叶凉开听见巨响惊望门口的人,嘴里慌念道:“沈重化……”白景晨拉过被子遮住叶凉开的身子,现在这个人属于他,别人多看一眼都不行。
“叶凉开,你给我出来。”沈重化阴沉着脸,从牙缝里吐出这几个字,他现在只消一点刺激随时会暴走。
“我现在是他老公,你有什么事更我说。”白景晨不慌不忙的披上棉睡衣,像个家里主心骨般地说道。
“他明明是我包养的情人,什么时候成了你的。”沈重化毫不退让的抛出自己与叶凉开的关系,鼻孔里嗤笑着嘲问着。

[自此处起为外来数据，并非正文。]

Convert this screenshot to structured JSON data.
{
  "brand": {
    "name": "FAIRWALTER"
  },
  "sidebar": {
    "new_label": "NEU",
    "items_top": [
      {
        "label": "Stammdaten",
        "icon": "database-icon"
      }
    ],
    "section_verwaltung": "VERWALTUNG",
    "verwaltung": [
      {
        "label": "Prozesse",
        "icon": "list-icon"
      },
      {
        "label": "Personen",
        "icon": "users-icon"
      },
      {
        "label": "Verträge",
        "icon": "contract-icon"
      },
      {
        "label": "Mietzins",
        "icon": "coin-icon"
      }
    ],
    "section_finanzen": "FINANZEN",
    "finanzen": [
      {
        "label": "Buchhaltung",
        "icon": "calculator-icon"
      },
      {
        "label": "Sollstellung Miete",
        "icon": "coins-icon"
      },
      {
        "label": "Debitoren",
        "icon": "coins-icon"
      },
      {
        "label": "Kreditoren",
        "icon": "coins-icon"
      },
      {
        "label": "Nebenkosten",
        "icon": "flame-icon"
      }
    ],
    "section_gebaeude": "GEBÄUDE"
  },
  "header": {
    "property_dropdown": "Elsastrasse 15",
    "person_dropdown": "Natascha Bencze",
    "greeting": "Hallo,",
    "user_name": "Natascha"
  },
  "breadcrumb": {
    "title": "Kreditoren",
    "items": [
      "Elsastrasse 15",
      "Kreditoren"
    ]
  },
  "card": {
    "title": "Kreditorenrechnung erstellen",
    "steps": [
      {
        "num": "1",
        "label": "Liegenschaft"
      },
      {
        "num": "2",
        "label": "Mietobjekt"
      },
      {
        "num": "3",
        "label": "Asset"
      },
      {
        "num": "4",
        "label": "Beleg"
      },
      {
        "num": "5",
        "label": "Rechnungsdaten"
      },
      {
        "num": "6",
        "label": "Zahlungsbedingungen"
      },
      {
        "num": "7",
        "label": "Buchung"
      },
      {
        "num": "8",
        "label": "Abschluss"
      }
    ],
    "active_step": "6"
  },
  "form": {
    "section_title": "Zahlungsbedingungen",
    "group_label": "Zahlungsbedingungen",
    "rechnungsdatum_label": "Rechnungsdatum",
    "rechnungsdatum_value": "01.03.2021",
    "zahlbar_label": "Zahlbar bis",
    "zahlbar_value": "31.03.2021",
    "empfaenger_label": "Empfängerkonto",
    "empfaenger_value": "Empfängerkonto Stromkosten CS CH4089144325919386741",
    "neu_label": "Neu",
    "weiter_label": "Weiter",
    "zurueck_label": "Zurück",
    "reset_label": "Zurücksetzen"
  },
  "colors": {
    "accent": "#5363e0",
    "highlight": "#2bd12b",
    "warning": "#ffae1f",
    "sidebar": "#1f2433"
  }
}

白景晨拳头捏紧了,他的玩具什么时候轮的到这个戴眼镜的四眼田鸡触碰了,简直是找死。
说那时慢,也是时快,两人立刻交上了手,沈重化的擅长的是擒拿手,前身是武术中的“分筋错骨手”,讲究,快、准、狠三个字,要的是把握先时机一招制敌。
白景晨学的是截拳道,出手迅猛,招式精简狠辣,攻击性很厉害,叶凉开心里觉得应该是小白胜算大一些。
可是,令人惊讶的是沈重化一下就把白景晨制服了,当然小白也没那么弱,瞬间出脚出手袭击沈重化。
沈重化向后一躲,后背撞到了门上发出一声巨响,白景晨立刻出手击向他的头,招式十分狠辣,沈重化猫腰一躲,借机擒拿白景晨,还未碰到,又一记扫堂腿过来。
两人还要继续在斗,叶凉开怒喊了一声:“都给我停下。”可是两人似乎打上了瘾,丝毫不把他的话放在眼里。
叶凉开气的咬牙,预计再这样下去,迟早要有一个人出事情,这是他不想看见的。叶凉开拿过床头柜上的玻璃杯,狠狠的往地上一砸,发出一声巨响,吸引了两人的注意力。
两人以为叶凉开出什么事了都停下手,向他望去,关心地问道:“你没事吧?”
叶凉开见他们停下,松了一口气,对两人要求说道:“你们都不许打了,要是不听我的话,我现在就去死好了。”说罢,走到窗台伸出一条脚就要跳下去,当然叶凉开只是装装样子,让两人消停下来而已。
两人看见叶凉开做出如此危险的动作,立刻慌了,紧上前一步叫住道:“凉开,别冲动。”